Definition A.4 A matrix \(U\) is called orthogonal, if \(U^\top U = I = U U^\top\).

Some important properties of orthogonal matrices:

If \(U\) is orthogonal, the inverse and the transpose are the same: \(U^\top = U^{-1}\).
We have \(\| U x \|^2 = x^\top U^\top U x = x^\top x = \| x \|^2\). Thus, multiplying a vector \(x\) by an orthogonal matrix \(U\) does not change its length.

A.2.8 Positive Definite Matrices

Definition A.5 A symmetric matrix \(A \in \mathbb{R}^{n\times n}\) is called positive definite, if \[\begin{equation*} x^\top A x > 0 \end{equation*}\] for all \(x \in \mathbb{R}^n\) with \(x\neq 0\). The matrix is called positive semi-definite, if \[\begin{equation*} x^\top A x \geq 0 \end{equation*}\] for all \(x \in \mathbb{R}^n\).

A.2.9 Idempotent Matrices

Definition A.6 The matrix \(A\) is idempotent, if \(A^2 = A\).

A.3 Eigenvalues

Definition A.7 Let \(A \in\mathbb{R}^{n\times n}\) be a square matrix and \(\lambda\in R\). The number \(\lambda\) is called an eigenvalue of \(A\), if there exists a vector \(v \neq 0\) such that \(A x = \lambda x\). Any such vector \(x\) is called an eigenvector of \(A\) with eigenvalue \(\lambda\).

While there are very many results about eigenvectors and eigenvalues in Linear Algebra, here we will only use a small number of these results.

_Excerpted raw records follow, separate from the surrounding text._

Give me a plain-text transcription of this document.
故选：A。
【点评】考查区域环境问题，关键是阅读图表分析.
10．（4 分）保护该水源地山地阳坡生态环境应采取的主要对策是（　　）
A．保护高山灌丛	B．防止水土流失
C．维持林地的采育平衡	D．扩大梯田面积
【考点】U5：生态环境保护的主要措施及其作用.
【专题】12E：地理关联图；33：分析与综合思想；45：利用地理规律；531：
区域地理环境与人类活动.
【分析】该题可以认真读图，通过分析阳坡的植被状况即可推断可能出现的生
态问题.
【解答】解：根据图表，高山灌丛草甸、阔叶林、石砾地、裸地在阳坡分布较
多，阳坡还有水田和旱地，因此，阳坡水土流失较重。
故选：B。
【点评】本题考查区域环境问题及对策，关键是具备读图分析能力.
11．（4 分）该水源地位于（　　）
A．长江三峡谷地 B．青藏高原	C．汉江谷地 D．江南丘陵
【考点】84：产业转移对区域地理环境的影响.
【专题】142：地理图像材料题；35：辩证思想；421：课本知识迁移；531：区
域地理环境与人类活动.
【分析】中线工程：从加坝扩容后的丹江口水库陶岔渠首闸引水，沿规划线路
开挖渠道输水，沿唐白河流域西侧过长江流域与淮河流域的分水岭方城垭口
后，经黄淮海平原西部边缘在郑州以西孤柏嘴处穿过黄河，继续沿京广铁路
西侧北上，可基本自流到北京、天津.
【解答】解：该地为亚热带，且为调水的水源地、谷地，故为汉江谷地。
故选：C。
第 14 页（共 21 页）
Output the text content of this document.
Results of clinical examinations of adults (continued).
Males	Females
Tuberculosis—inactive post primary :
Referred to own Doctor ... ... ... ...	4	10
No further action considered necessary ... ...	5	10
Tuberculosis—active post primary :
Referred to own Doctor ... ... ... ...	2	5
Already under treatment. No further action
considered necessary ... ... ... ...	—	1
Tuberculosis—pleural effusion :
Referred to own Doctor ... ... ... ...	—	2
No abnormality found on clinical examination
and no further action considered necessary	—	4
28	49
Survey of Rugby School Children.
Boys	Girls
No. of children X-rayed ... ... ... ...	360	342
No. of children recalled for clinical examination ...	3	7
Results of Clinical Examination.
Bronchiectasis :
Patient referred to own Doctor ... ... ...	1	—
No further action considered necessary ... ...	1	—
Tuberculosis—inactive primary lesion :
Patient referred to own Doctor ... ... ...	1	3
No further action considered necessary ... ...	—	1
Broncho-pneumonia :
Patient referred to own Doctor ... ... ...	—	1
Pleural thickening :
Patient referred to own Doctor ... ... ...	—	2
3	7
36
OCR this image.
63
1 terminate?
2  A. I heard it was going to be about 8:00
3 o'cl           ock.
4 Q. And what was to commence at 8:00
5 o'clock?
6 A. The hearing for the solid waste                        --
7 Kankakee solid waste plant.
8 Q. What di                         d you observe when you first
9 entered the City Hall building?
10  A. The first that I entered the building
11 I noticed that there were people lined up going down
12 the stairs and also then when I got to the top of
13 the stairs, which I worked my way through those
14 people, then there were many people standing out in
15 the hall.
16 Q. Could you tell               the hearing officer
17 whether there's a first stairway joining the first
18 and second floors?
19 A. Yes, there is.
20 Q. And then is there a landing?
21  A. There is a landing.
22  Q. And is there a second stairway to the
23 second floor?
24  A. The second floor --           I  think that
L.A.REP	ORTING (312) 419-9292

We summarise what we need for this module:

If \(A\) is idempotent and \(x\) is an eigenvector with eigenvalue \(\lambda\), then we have \(\lambda x = A x = A^2 x = \lambda Ax = \lambda^2 x\). Thus we have \(\lambda^2 = \lambda\). This shows that the only eigenvalues possible for idempotent matrices are \(0\) and \(1\).

Theorem A.2 Let \(A\in\mathbb{R}^{n\times n}\) be symmetric. Then there is an orthogonal matrix \(U\) such that \(D := U A U^\top\) is diagonal. The diagonal elements of \(D\) are the eigenvalues of \(A\) and the rows of \(U\) are corresponding eigenvectors.